I just bought a '08 Prius. The dealer offered a 4-year extension on the warranty for $1350 with NO deductible. Similarly, he offered a “factory-backed Prepaid maintenance program” that would pay for ALL maintenance costs for 4 years or 55K miles for $1195. Is either of those a worthwhile investment?
Take the $2,545 and open a “car post-warranty emergency repair” account at the bank. Don’t touch it. If after the warranty expires you need a repair, you’ll have th cash available. If during the entire time you own the car you never have a post-warranty repair bill, you’ll still have the money. When you buy your next car and they again offer en extended warranty, decline it again, take another $2,500 and add it to the account. Repeat with every car purchase.
Why give the money to them to keep in case you need a repair? Keep it yourself in case you need a repair. That way, if you don’t need it you still have the money!
Forget the maintenance program. You may not like the dealer, move, crash the vehicle or multitude of other things not to use it. Pay as you go.
On the warranty $1350 should simply be put into your bank account as a repair fund(not maintenance) and you will get part or all + interest back at the end of the warranty period. That is what warranty backing company’s bet and win at if they stay in business.
Agree, these extended warranty programs are great for the people who sell them, it’s good commission income. In industry, companies perform a Risk Analysis, and usually conclude that these warranties:
- Cover things that seldom break
- The timespan covers a time before the normal wearout occurs.
- All failure-prone items are excluded
In domestic appliances, the retailers push these programs as well. I have kept track of 11 major purchases, which had a normal 1 or 2 year warranty.
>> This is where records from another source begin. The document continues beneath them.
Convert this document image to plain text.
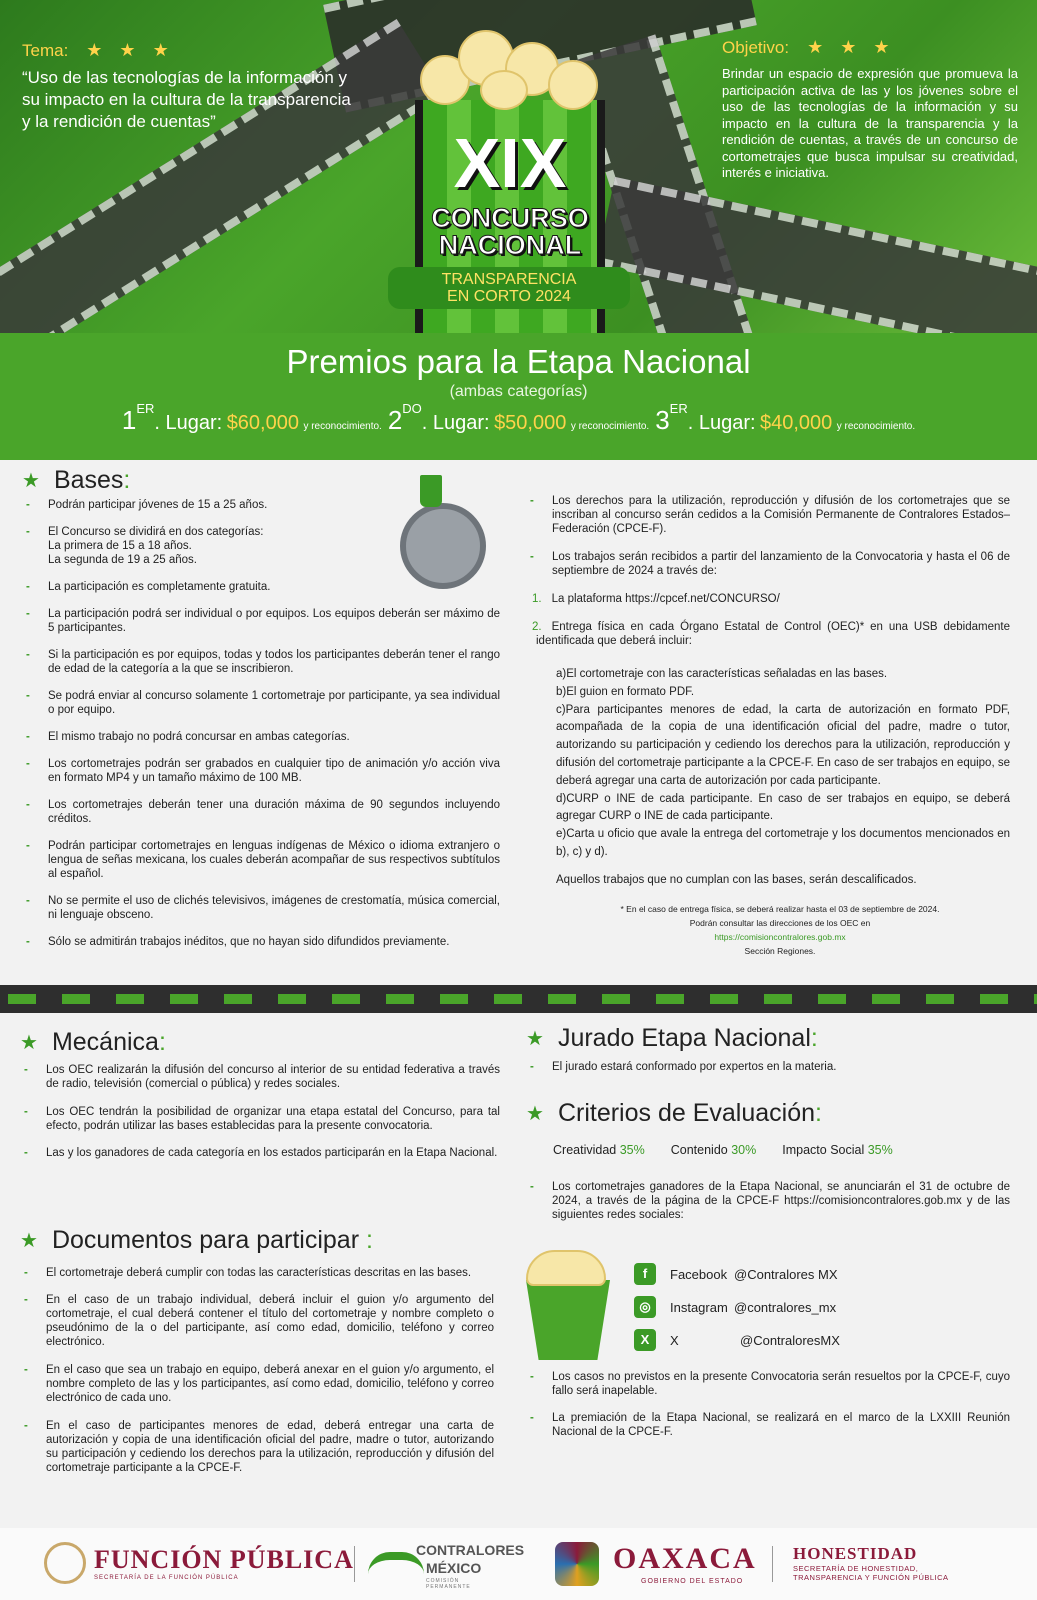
Tema: ★ ★ ★
“Uso de las tecnologías de la información y su impacto en la cultura de la transparencia y la rendición de cuentas”
Objetivo: ★ ★ ★
Brindar un espacio de expresión que promueva la participación activa de las y los jóvenes sobre el uso de las tecnologías de la información y su impacto en la cultura de la transparencia y la rendición de cuentas, a través de un concurso de cortometrajes que busca impulsar su creatividad, interés e iniciativa.
XIX
CONCURSO
NACIONAL
TRANSPARENCIA
EN CORTO 2024
Premios para la Etapa Nacional
(ambas categorías)
1ER. Lugar: $60,000 y reconocimiento. $2^{DO}$. Lugar: $50,000 y reconocimiento. 3ER. Lugar: $40,000 y reconocimiento.
★ Bases :
- Podrán participar jóvenes de 15 a 25 años.
- El Concurso se dividirá en dos categorías:
La primera de 15 a 18 años.
La segunda de 19 a 25 años.
- La participación es completamente gratuita.
- La participación podrá ser individual o por equipos. Los equipos deberán ser máximo de 5 participantes.
- Si la participación es por equipos, todas y todos los participantes deberán tener el rango de edad de la categoría a la que se inscribieron.
- Se podrá enviar al concurso solamente 1 cortometraje por participante, ya sea individual o por equipo.
- El mismo trabajo no podrá concursar en ambas categorías.
- Los cortometrajes podrán ser grabados en cualquier tipo de animación y/o acción viva en formato MP4 y un tamaño máximo de 100 MB.
- Los cortometrajes deberán tener una duración máxima de 90 segundos incluyendo créditos.
- Podrán participar cortometrajes en lenguas indígenas de México o idioma extranjero o lengua de señas mexicana, los cuales deberán acompañar de sus respectivos subtítulos al español.
- No se permite el uso de clichés televisivos, imágenes de crestomatía, música comercial, ni lenguaje obsceno.
- Sólo se admitirán trabajos inéditos, que no hayan sido difundidos previamente.
- Los derechos para la utilización, reproducción y difusión de los cortometrajes que se inscriban al concurso serán cedidos a la Comisión Permanente de Contralores Estados–Federación (CPCE-F).
- Los trabajos serán recibidos a partir del lanzamiento de la Convocatoria y hasta el 06 de septiembre de 2024 a través de:
1. La plataforma https://cpcef.net/CONCURSO/
2. Entrega física en cada Órgano Estatal de Control (OEC)* en una USB debidamente identificada que deberá incluir:
a)El cortometraje con las características señaladas en las bases.
b)El guion en formato PDF.
c)Para participantes menores de edad, la carta de autorización en formato PDF, acompañada de la copia de una identificación oficial del padre, madre o tutor, autorizando su participación y cediendo los derechos para la utilización, reproducción y difusión del cortometraje participante a la CPCE-F. En caso de ser trabajos en equipo, se deberá agregar una carta de autorización por cada participante.
d)CURP o INE de cada participante. En caso de ser trabajos en equipo, se deberá agregar CURP o INE de cada participante.
e)Carta u oficio que avale la entrega del cortometraje y los documentos mencionados en b), c) y d).
Aquellos trabajos que no cumplan con las bases, serán descalificados.
* En el caso de entrega física, se deberá realizar hasta el 03 de septiembre de 2024.
Podrán consultar las direcciones de los OEC en
https://comisioncontralores.gob.mx
Sección Regiones.
★ Mecánica :
- Los OEC realizarán la difusión del concurso al interior de su entidad federativa a través de radio, televisión (comercial o pública) y redes sociales.
- Los OEC tendrán la posibilidad de organizar una etapa estatal del Concurso, para tal efecto, podrán utilizar las bases establecidas para la presente convocatoria.
- Las y los ganadores de cada categoría en los estados participarán en la Etapa Nacional.
★ Documentos para participar :
- El cortometraje deberá cumplir con todas las características descritas en las bases.
- En el caso de un trabajo individual, deberá incluir el guion y/o argumento del cortometraje, el cual deberá contener el título del cortometraje y nombre completo o pseudónimo de la o del participante, así como edad, domicilio, teléfono y correo electrónico.
- En el caso que sea un trabajo en equipo, deberá anexar en el guion y/o argumento, el nombre completo de las y los participantes, así como edad, domicilio, teléfono y correo electrónico de cada uno.
- En el caso de participantes menores de edad, deberá entregar una carta de autorización y copia de una identificación oficial del padre, madre o tutor, autorizando su participación y cediendo los derechos para la utilización, reproducción y difusión del cortometraje participante a la CPCE-F.
★ Jurado Etapa Nacional :
- El jurado estará conformado por expertos en la materia.
★ Criterios de Evaluación :
Creatividad 35% Contenido 30% Impacto Social 35%
- Los cortometrajes ganadores de la Etapa Nacional, se anunciarán el 31 de octubre de 2024, a través de la página de la CPCE-F https://comisioncontralores.gob.mx y de las siguientes redes sociales:
f	Facebook @Contralores MX
◎	Instagram @contralores_mx
X	X	@ContraloresMX
- Los casos no previstos en la presente Convocatoria serán resueltos por la CPCE-F, cuyo fallo será inapelable.
- La premiación de la Etapa Nacional, se realizará en el marco de la LXXIII Reunión Nacional de la CPCE-F.
FUNCIÓN PÚBLICA
SECRETARÍA DE LA FUNCIÓN PÚBLICA
CONTRALORES
MÉXICO
COMISIÓN PERMANENTE
OAXACA
GOBIERNO DEL ESTADO
HONESTIDAD
SECRETARÍA DE HONESTIDAD,
TRANSPARENCIA Y FUNCIÓN PÚBLICA
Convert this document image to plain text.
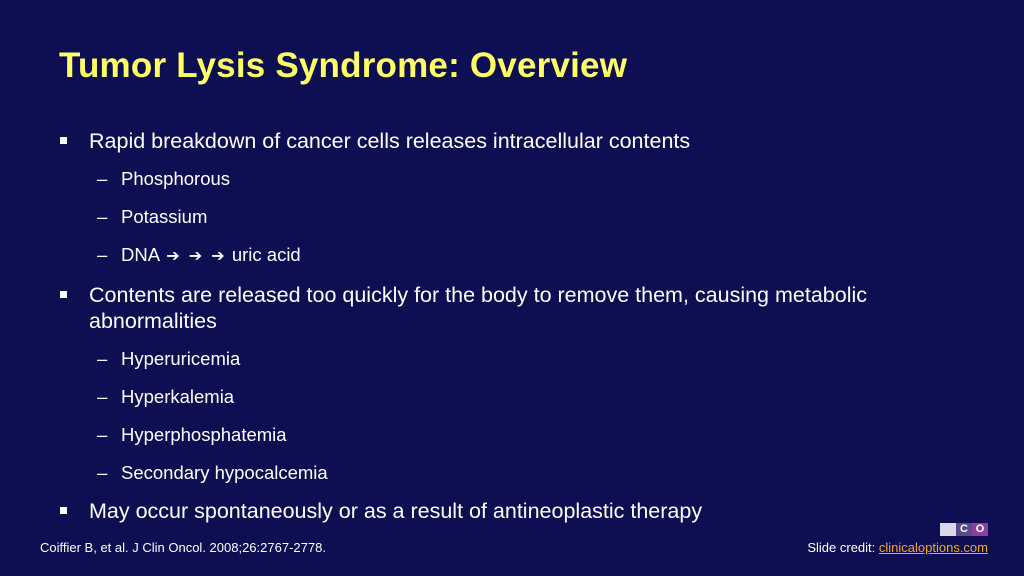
Tumor Lysis Syndrome: Overview
Rapid breakdown of cancer cells releases intracellular contents
– Phosphorous
– Potassium
– DNA ➔ ➔ ➔ uric acid
Contents are released too quickly for the body to remove them, causing metabolic abnormalities
– Hyperuricemia
– Hyperkalemia
– Hyperphosphatemia
– Secondary hypocalcemia
May occur spontaneously or as a result of antineoplastic therapy
C C O
Coiffier B, et al. J Clin Oncol. 2008;26:2767-2778.	Slide credit: clinicaloptions.com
The extended programs usually cover 4 years max. after the manufacturer’s warranty runs out.
The results were as follows:
- Repairs encountered on 11 items I had to pay for $104.00 (after factory warranty expired)
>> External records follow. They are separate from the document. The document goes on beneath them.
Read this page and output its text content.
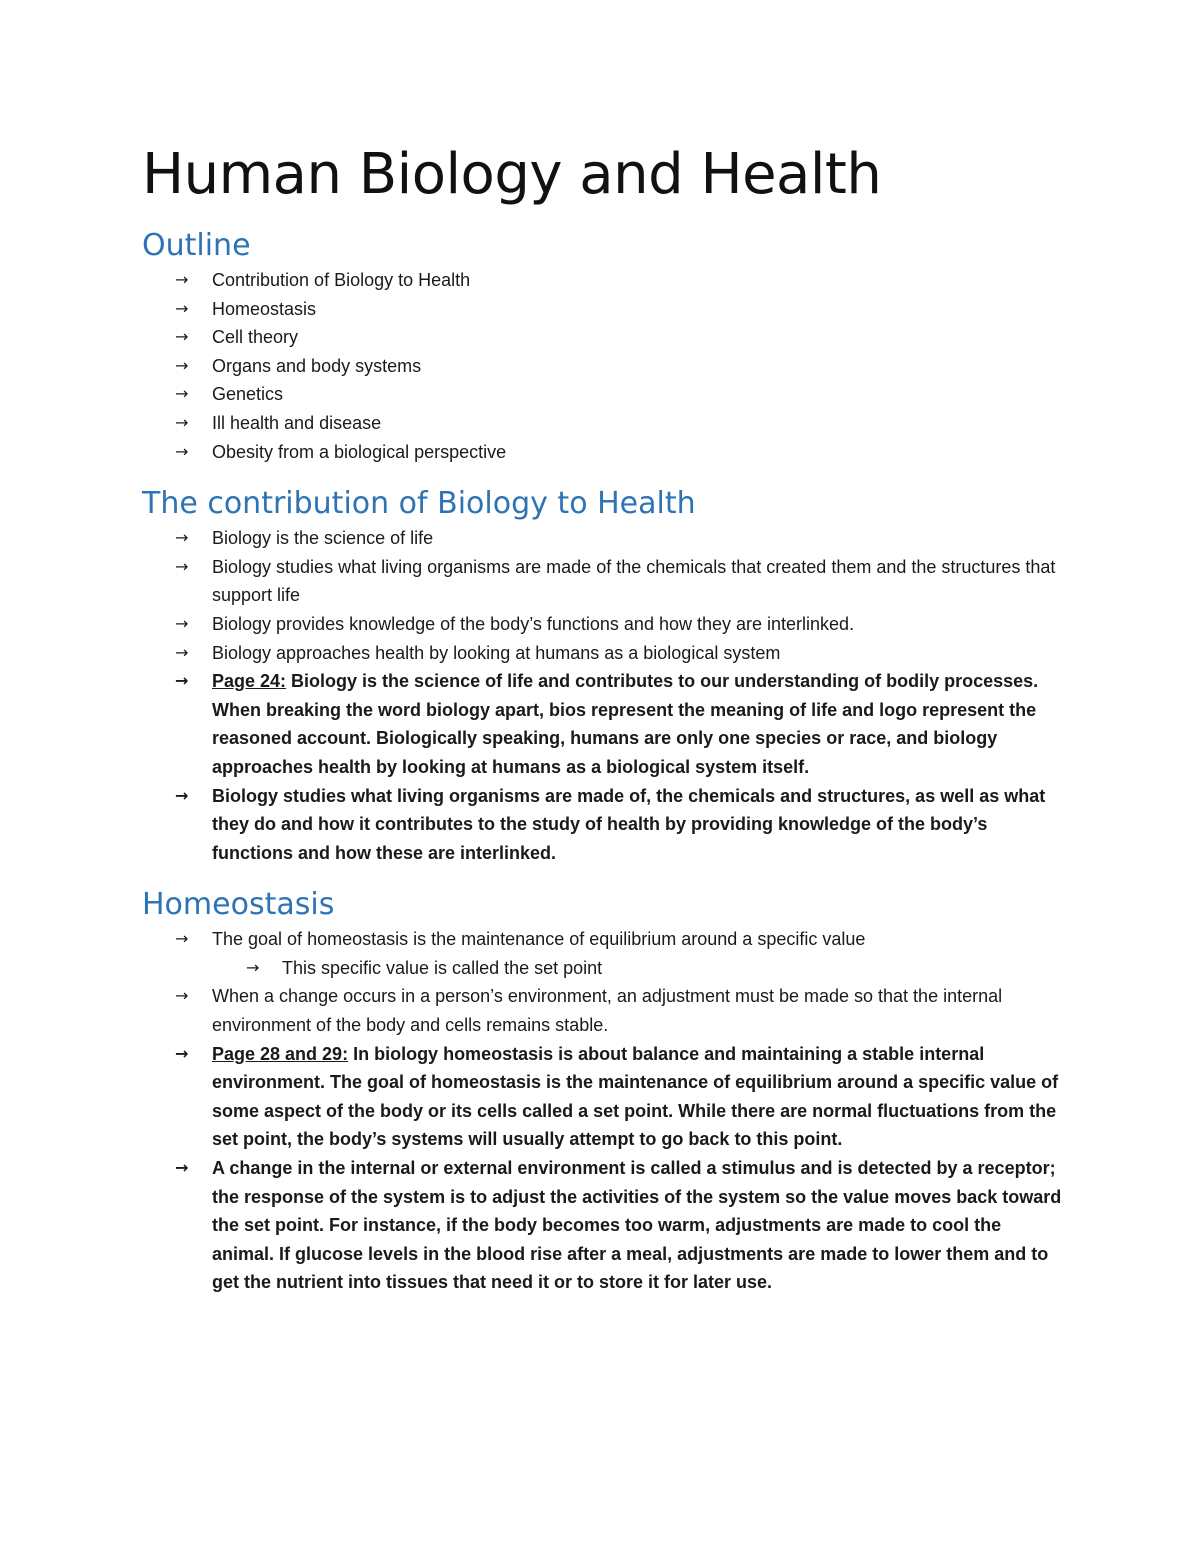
Human Biology and Health
Outline
→ Contribution of Biology to Health
→ Homeostasis
→ Cell theory
→ Organs and body systems
→ Genetics
→ Ill health and disease
→ Obesity from a biological perspective
The contribution of Biology to Health
→ Biology is the science of life
→ Biology studies what living organisms are made of the chemicals that created them and the structures that support life
→ Biology provides knowledge of the body’s functions and how they are interlinked.
→ Biology approaches health by looking at humans as a biological system
→ Page 24: Biology is the science of life and contributes to our understanding of bodily processes. When breaking the word biology apart, bios represent the meaning of life and logo represent the reasoned account. Biologically speaking, humans are only one species or race, and biology approaches health by looking at humans as a biological system itself.
→ Biology studies what living organisms are made of, the chemicals and structures, as well as what they do and how it contributes to the study of health by providing knowledge of the body’s functions and how these are interlinked.
Homeostasis
→ The goal of homeostasis is the maintenance of equilibrium around a specific value
→ This specific value is called the set point
→ When a change occurs in a person’s environment, an adjustment must be made so that the internal environment of the body and cells remains stable.
→ Page 28 and 29: In biology homeostasis is about balance and maintaining a stable internal environment. The goal of homeostasis is the maintenance of equilibrium around a specific value of some aspect of the body or its cells called a set point. While there are normal fluctuations from the set point, the body’s systems will usually attempt to go back to this point.
→ A change in the internal or external environment is called a stimulus and is detected by a receptor; the response of the system is to adjust the activities of the system so the value moves back toward the set point. For instance, if the body becomes too warm, adjustments are made to cool the animal. If glucose levels in the blood rise after a meal, adjustments are made to lower them and to get the nutrient into tissues that need it or to store it for later use.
- Cost of extended warranty for the 11 items $1263.00 (cost of what I would have paid)
So, you typically get $100 in benefits for $1263 paid in “insurance”. This is a great NEGATIVE RETURN ON INVESTMENT!!! The big winners are the retailer and the salesman.
Previous poster suggests setting up a repair account; my mechanic always tells his customers to set aside $125 per month for service & repairs. If it does not happen, you can always take the familiy out to dinner.
Don’t forget that the service department will have to be convinced that what you are complaining about needs fixing and that reimbursement rate for warranty work may be less for regular repairs. In my case, I bought a used car that had a transferable extended warranty. It gave me some comfort, but I had to fight with the dealer to get them to replace some tie rod ends where I could see visible play.
Heck no! The Toyota dealer tried the same thing when we bought our 2006 Sienna. If the Toyota is as good as it’s reputation, it shouldn’t need an extended warranty. As for the Prepaid Maintenance plan, if you don’t mind paying $300 for a $30 dollar oil change, it’s a bargain. I’m guessing the dealer tried to sell this after you had been sitting for several hours and just wanted to go home.
Ed B.
They are NOT worth it. They are just very very expensive insurance policies.